Selon AdAge, vous faites payer entre 30 et 40 dollars aux annonceurs pour 1000 vues (CPM) de vos Pins sponsorisés, bien plus que Facebook, qui oscille entre 0,5 et 0,20 dollars...

Oui, nous commençons dans cette fourchette. Notre stratégie est de démarrer avec quelques annonceurs et de travailler avec eux pour affiner le modèle. Nous voulons avant tout leur permettre d'avoir le meilleur retour sur investissement possible, et que les utilisateurs voient la valeur des publicités.

Vos utilisateurs sont en majorité des femmes. Considérez-vous que c'est un atout ou voulez-vous changer cette image ?

Plus les utilisateurs sont nombreux, plus les intérêts représentés sont nombreux et meilleurs nous sommes pour vous montrer des produits pertinents pour vous. Si Pinterest n'était que pour les femmes, nous passerions à côté de nombreux intérêts... Nous voulons nous adresser à tout le monde.

En janvier, Pinterest a racheté une start-up de reconnaissance visuelle, Visual Search. Comment allez-vous utiliser sa technologie ?

Nous n'avons pas encore annoncé quel type de technologie sera intégrée, mais Pinterest est bien sûr un service visuel et l'équipe de Visual Graph est extrêmement douée dans ce secteur, donc nous avons pensé qu'il était naturel de les intégrer à notre équipe pour qu'ils développent de nouvelles technologies en ce sens. Les données de Pinterest leur permettent de faire évoluer et d'améliorer leur technologie. C'est un nouvel outil pour nous aider à recommander des Pins pertinents et recommandés, en se basant sur la similarité des visuels.

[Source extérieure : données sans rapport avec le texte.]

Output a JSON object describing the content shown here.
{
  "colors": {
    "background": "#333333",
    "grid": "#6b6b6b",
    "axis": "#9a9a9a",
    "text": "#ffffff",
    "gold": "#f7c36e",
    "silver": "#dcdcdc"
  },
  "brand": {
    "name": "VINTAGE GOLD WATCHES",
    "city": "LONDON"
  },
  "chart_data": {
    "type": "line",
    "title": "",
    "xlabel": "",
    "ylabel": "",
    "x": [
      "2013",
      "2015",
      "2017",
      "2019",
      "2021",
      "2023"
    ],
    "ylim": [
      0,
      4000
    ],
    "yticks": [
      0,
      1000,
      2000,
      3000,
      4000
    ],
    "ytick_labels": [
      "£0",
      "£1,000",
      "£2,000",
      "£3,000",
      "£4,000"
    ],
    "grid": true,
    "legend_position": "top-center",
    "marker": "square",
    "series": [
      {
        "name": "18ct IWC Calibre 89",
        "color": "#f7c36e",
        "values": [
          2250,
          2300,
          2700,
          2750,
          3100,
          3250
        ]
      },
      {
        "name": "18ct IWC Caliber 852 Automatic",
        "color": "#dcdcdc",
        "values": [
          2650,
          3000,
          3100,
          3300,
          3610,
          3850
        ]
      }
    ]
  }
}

Quels sont les prochains pays dans lesquels vous souhaitez lancer Pinterest ?

Je viens de visiter Berlin, et nous envisageons d'y installer une équipe. Nous nous intéressons aussi au Brésil, à l'Argentine... Nous sélectionnons les pays sur deux critères : la maturité de leur marché Internet, d'abord. Mais nous devons aussi trouver un très, très bon country manager, talentueux et passionné par Pinterest. Il faut aussi évaluer les différences culturelles et les besoins des utilisateurs du pays, pour bâtir un produit qui répond à leurs attentes.

Ben Silbermann a grandi dans l'Iowa et a passé une bonne partie de son enfance à collectionner des insectes. Avant de créer Pinterest, en 2010, Ben Silbermann a travaillé chez Google au sein des équipes AdSense et étudié à Yale. Il vit à Palo Alto avec sa femme et son fils.